9) 21 Relationship Last Straws. Sometimes, the reasons people break-up make sense only to them.
10) I got a big kick out of this graphic tee from ILY.
*image found here.
That ivory h&m dress is to die for!! I’ve never ordered anything from them online because their sizing is so inconsistent, but I hope to run into this in store soon.
The “best” article is interesting, but I am not sure that I agree with their recommendation to end with nothing. I think some offices might take pause with no salutation. Does anyone have thoughts on an appropriate alternative?
I use Thanks and see no problem with it even though they say you may be using it when no thanks is necessary. I’m not sending an email to talk about the weather, I’m asking for information, data or action so in most cases for me it is the most appropriate.
Also, I don’t think I’ve ever judged someone by what their sign off was, hopefully I’m afforded the same courtesy by others.
We used to make fun of our chief for always ending even the most snippy, condescending emails with “Warm regards.” But no, generally I don’t judge someone on their sign-off unless it’s one of those weird hippy, trying to be profound or poetic, sign-offs. I also judge people who include poems in their signature block. Not cool.
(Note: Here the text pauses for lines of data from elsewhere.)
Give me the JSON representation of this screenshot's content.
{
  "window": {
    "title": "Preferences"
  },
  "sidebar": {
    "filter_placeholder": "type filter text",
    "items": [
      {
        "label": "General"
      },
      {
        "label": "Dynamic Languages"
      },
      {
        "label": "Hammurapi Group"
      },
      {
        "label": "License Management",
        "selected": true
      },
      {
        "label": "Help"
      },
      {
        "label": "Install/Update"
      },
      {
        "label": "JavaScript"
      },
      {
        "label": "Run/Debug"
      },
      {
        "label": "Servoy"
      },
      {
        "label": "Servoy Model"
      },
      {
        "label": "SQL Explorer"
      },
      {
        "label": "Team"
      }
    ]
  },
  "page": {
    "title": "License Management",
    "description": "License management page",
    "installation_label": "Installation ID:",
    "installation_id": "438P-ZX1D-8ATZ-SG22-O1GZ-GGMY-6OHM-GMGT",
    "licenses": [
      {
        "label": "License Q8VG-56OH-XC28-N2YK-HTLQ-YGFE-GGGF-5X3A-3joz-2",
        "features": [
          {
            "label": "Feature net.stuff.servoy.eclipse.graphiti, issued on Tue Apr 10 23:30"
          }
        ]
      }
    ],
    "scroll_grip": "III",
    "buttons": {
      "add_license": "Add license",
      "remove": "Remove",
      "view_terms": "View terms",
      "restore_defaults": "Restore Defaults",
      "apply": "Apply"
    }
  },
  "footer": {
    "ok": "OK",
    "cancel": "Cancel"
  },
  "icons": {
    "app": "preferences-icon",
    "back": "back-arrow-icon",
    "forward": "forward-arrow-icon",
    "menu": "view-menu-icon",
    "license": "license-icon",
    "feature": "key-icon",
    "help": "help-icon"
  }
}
I don’t think closing with no salutation is going to fly at my office either, or with some of my clients. I work in a pretty tradition environment, and I write a lot of serious emails where I’m giving people an answer they don’t want to hear, I don’t think “Thanks!” Is going to work. I thought “best” or “regards” were my best option. I don’t have any other ideas, does anyone else?
We used to joke about closing really uncomfortable emails with “love.” “Your invoice is 180 days past due. If we do not receive payment within 14 days we will be forced to terminate our services. Love, Mary”
In my federal office with r/first name or just signing with first name for more informal emails or just is the custom. Vr for very respectfully is common for emails sent from a junior to senior person.
It’s not uncommon for a senior military officer to sign with first name or initials.
I recently started using “Best regards.” It seemed like a good compromise between “Thanks” or “Thank you” (which can sound either presumptuous or too formal, respectively—unless you are actually thanking someone for something) and “Best.” If I know my email is going to spark a series of replies, I tend to use a sign off with the first message but then not with the follow-up emails until I’ve sent my last reply.
I’m not sure that reporter is someone I’d be eager to take etiquette advice from, though. She seemed a little, ah, lacking in the personality department, which may explain her preference for not using a sign-off.
I think that quote is a double edged sword. While I get that no one likes a show off and it can definitely backfire, thinking that your success speaks for itself can be risky. Too many women think that or don’t want to be braggy, but their success does in fact go unnoticed. We have to be our own spokesperson and our strongest advocate.